Biyomimikri Yaklaşımı
Namib Çölü okyanusa kıyısı olan bir çöldür. Bu ekosistemdeki canlılar, çöl koşullarına göre evrimleşmiştir. Bunlardan biri de namib böceğidir (Stenocara gracilipes). Namib böceği, okyanus üzerinden gelen nemli rüzgara karşı kum tepelerine çıkarak vücudunu 45 derecelik pozisyona getirir. Sonrasında vücut ısısını ortam sıcaklığının altına düşürerek su buharının kabuğunda yoğuşmasını sağlar ve ihtiyacı olan suyu elde eder. Yoğuşan su damlacıkları kabuk üzerinde bulunan hidrofilik kısımlarda birikir, sonrasında buradan hidrofobik yüzeyler aracılığıyla böceğin ağız kısmına yönlendirilir. Bu tasarımda böceğin 45 derecelik duruşu referans alınarak suyu rüzgar ve nemden elde eden çift cidarlı bir sistem kurgusu oluşturulmuştur.

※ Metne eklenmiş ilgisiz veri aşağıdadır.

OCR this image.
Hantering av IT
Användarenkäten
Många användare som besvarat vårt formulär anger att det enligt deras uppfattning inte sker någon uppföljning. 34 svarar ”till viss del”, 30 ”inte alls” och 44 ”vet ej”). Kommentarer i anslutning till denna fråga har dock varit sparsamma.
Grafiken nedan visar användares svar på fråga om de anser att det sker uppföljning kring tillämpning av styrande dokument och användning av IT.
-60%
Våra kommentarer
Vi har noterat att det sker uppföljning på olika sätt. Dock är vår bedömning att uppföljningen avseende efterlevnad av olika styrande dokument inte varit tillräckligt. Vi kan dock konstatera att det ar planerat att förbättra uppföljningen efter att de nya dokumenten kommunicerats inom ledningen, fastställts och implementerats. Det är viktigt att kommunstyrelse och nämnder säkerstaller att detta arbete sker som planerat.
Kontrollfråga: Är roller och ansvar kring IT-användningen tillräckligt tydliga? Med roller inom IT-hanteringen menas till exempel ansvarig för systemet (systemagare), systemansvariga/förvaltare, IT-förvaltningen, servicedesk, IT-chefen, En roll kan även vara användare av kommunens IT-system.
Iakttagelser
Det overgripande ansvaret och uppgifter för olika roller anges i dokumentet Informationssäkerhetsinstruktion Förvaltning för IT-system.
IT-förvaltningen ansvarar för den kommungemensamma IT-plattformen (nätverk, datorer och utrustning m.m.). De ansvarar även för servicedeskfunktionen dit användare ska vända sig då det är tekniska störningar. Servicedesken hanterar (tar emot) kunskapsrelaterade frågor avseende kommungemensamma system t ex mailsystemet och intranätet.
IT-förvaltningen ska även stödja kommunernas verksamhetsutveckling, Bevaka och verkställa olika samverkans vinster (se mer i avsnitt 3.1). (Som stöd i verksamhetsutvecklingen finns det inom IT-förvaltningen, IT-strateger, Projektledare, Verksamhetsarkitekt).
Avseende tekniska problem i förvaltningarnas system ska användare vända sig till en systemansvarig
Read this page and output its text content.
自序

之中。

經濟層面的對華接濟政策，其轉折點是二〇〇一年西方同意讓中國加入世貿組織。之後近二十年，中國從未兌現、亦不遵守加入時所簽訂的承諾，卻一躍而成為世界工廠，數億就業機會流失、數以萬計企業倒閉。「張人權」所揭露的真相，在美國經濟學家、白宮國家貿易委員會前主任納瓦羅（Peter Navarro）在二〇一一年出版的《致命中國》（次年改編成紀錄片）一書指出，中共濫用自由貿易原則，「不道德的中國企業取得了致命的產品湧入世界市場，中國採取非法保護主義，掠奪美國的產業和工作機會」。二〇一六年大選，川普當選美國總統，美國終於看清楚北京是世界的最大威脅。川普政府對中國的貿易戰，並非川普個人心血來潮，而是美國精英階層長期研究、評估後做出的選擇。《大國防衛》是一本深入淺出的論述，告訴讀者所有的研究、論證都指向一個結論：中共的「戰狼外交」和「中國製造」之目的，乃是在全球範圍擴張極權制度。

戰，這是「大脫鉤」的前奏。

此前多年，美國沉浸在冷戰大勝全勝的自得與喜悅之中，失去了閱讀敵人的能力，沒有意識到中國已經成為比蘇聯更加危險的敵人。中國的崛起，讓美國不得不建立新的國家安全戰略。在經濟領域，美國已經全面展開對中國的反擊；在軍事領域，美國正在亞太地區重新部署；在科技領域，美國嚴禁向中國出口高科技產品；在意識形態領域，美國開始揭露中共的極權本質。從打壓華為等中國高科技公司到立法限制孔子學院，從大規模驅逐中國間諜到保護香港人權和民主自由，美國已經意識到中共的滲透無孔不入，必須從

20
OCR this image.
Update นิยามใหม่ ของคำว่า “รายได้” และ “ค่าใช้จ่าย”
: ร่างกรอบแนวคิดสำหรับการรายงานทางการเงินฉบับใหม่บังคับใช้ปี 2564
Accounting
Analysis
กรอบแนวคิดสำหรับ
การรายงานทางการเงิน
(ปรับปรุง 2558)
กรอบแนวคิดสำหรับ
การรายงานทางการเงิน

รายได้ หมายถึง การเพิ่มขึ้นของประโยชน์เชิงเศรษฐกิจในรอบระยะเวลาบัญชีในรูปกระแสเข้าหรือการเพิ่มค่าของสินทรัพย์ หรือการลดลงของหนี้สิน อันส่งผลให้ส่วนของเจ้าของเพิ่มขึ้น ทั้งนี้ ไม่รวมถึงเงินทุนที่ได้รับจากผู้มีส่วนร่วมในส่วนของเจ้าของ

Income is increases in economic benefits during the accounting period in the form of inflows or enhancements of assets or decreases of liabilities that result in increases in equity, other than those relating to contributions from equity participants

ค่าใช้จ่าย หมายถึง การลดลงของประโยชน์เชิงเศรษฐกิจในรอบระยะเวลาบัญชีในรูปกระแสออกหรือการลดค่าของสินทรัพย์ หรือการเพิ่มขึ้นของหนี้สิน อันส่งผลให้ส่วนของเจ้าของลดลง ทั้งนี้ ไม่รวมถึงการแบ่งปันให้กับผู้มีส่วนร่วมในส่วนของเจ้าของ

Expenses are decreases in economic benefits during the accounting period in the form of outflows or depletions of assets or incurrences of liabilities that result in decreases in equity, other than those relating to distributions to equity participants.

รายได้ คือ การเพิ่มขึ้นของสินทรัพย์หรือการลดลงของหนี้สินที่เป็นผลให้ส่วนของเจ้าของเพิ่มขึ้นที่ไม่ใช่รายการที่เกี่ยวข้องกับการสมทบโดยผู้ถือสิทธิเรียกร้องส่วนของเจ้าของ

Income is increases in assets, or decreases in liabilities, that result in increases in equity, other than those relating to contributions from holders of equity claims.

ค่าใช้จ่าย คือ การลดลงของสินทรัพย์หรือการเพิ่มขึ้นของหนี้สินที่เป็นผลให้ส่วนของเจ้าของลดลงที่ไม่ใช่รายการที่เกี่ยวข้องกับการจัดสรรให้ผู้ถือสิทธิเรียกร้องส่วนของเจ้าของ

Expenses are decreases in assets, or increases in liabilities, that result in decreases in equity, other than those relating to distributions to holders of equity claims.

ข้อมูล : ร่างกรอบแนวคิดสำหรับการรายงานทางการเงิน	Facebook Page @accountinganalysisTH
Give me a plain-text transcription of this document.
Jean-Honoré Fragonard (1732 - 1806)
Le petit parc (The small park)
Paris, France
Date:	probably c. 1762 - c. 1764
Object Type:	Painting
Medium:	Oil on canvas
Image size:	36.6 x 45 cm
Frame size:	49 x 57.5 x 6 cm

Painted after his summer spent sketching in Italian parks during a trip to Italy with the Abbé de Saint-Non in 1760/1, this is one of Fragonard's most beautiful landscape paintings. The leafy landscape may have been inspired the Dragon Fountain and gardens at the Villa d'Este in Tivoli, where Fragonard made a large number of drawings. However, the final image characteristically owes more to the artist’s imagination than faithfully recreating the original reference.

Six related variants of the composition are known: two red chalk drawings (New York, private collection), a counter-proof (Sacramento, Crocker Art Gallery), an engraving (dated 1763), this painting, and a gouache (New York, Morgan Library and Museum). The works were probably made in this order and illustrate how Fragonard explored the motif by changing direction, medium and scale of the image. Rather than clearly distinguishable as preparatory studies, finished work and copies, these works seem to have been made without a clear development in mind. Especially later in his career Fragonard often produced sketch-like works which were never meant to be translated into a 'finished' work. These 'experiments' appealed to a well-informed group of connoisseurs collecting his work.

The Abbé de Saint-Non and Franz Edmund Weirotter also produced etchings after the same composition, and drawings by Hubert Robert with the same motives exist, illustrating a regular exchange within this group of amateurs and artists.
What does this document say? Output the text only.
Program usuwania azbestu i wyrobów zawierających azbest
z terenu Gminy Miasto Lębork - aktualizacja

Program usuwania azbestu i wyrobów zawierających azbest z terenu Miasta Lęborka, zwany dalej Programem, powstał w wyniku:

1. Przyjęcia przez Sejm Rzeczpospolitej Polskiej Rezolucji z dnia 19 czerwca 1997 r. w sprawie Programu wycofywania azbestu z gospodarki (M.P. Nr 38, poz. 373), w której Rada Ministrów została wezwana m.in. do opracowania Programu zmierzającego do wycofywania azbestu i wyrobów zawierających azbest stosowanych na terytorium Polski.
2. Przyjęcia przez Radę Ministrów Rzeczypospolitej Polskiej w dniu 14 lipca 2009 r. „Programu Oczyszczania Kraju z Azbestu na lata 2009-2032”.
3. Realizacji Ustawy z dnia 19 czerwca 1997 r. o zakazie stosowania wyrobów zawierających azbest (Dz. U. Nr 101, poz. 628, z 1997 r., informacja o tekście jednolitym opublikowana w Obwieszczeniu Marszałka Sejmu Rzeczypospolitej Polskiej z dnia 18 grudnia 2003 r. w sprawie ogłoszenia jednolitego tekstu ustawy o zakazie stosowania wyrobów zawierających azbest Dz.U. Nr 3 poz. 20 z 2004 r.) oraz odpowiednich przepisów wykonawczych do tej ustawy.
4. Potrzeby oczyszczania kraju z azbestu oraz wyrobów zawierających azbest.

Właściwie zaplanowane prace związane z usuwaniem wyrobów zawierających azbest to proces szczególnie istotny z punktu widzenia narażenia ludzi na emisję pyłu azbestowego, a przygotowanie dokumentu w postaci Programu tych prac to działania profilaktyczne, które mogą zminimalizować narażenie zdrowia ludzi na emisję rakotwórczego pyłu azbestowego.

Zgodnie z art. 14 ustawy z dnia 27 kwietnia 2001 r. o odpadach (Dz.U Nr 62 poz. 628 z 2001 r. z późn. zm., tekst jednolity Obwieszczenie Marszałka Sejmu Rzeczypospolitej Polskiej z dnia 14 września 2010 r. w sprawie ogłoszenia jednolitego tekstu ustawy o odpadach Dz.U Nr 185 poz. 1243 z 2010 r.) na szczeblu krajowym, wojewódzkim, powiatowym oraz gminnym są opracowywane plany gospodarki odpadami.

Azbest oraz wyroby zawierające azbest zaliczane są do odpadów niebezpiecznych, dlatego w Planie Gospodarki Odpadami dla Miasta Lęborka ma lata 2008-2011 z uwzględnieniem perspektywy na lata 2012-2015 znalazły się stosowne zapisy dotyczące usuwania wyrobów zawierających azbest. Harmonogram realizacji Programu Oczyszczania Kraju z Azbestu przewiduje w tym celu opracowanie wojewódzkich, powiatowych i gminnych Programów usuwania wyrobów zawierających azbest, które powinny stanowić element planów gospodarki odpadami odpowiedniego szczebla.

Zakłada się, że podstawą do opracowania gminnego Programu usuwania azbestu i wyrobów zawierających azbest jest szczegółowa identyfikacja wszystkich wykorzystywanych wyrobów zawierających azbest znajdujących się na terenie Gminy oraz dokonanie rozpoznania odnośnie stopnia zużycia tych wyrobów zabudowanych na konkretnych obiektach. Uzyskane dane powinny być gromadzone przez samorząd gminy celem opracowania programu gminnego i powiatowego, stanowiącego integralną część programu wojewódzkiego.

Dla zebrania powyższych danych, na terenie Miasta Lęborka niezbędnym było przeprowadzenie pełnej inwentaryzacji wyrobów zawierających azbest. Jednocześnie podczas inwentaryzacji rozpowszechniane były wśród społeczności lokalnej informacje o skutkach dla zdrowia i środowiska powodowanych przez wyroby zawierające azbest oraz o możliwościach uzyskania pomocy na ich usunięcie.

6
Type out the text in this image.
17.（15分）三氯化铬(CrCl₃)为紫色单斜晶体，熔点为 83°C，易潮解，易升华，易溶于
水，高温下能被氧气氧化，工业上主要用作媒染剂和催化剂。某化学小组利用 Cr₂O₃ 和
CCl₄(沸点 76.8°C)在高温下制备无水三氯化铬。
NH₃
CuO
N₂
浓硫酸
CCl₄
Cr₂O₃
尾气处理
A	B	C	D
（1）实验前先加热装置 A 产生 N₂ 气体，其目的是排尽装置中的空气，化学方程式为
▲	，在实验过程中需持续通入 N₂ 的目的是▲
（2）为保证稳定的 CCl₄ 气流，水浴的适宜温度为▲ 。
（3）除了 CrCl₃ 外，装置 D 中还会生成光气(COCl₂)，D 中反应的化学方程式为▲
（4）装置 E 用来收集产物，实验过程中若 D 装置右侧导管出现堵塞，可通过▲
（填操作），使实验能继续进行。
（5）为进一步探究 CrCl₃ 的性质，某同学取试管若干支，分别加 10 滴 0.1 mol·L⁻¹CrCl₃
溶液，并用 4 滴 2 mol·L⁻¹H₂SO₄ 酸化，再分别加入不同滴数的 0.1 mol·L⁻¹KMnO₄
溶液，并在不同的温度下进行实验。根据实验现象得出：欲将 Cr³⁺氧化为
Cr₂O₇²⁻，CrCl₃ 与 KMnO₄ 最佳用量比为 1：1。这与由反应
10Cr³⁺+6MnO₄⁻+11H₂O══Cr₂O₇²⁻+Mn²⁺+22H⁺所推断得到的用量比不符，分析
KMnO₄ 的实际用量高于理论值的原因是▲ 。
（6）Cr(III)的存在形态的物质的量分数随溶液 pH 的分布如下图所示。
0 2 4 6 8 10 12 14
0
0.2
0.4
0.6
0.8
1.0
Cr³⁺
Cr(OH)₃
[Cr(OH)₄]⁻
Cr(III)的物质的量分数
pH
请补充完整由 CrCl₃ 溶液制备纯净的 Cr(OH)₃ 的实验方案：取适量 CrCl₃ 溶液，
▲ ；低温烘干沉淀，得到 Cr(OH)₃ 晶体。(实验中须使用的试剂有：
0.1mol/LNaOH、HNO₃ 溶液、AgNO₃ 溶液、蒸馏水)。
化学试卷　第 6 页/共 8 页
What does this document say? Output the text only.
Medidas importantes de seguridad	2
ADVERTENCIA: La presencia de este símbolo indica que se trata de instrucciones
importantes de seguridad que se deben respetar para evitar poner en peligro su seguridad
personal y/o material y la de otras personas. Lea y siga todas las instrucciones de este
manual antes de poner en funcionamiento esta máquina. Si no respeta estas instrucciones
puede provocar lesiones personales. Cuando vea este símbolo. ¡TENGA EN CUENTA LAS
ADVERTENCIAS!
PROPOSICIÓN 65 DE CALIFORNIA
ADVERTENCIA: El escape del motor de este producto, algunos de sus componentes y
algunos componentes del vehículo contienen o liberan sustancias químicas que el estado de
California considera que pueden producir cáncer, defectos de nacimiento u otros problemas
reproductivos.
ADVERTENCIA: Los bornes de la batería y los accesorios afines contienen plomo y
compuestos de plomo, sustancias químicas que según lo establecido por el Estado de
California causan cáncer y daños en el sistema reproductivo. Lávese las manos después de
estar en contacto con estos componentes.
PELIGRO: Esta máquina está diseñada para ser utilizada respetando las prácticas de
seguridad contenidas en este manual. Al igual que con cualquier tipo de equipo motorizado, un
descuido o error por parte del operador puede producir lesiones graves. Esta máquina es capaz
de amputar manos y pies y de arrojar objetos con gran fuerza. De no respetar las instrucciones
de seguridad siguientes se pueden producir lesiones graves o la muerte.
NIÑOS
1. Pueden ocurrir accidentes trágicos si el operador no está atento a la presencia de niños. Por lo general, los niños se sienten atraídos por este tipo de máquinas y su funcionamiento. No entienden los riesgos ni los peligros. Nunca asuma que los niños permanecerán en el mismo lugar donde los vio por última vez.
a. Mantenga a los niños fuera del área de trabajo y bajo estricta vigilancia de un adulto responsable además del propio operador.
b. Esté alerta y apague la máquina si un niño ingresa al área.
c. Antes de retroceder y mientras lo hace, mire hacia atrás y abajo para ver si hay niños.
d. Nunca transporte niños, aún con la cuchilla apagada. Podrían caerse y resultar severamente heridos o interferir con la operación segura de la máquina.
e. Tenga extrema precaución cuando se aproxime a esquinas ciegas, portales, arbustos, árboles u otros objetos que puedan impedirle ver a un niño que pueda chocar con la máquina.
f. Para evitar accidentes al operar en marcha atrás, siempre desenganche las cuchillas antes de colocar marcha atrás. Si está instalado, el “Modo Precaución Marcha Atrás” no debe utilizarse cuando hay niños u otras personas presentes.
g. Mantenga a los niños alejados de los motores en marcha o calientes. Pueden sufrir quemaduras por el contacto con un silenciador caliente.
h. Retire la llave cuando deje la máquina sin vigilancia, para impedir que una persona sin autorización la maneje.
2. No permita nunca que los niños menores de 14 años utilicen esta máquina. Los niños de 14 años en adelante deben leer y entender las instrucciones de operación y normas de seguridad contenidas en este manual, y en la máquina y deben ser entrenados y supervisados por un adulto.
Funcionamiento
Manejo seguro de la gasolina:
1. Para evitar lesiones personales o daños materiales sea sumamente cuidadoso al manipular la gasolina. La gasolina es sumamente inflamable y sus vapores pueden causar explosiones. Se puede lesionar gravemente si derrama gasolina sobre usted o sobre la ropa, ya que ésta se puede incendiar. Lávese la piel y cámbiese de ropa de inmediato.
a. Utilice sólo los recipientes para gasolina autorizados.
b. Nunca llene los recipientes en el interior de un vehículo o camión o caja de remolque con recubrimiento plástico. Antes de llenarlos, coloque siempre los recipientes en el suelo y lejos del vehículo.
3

İlk olarak dış cidara suyun nemden ve rüzgardan tutulacağı ve namib böceğinin kabuğunda da yer alan florakarbon bileşeni içeren hidrofilik yarım küreler eklenmiştir. Sonrasında sistemi suyun yoğuşması için gerekli olacak ortam soğukluğunu sağlamak için dış cidara iç cidar ile arasında rüzgar koridoru oluşturacak şekilde açıklıklar açılmıştır. Florakarbon bileşenli hidrofilik yüzeylerde toplanan suyun bitkilere aktarılabilmesi için dış cidardan iç cidara ulaşan oluklar ve iç cidar ile yapı içerisinde bulunan, bu olukların bağlandığı bitkilere ulaşan borular tasarlanmıştır. Bunlara ek olarak rüzgar ve nemden elde edilen suların fazlasının depolandığı havuzcuk tasarlanmıştır.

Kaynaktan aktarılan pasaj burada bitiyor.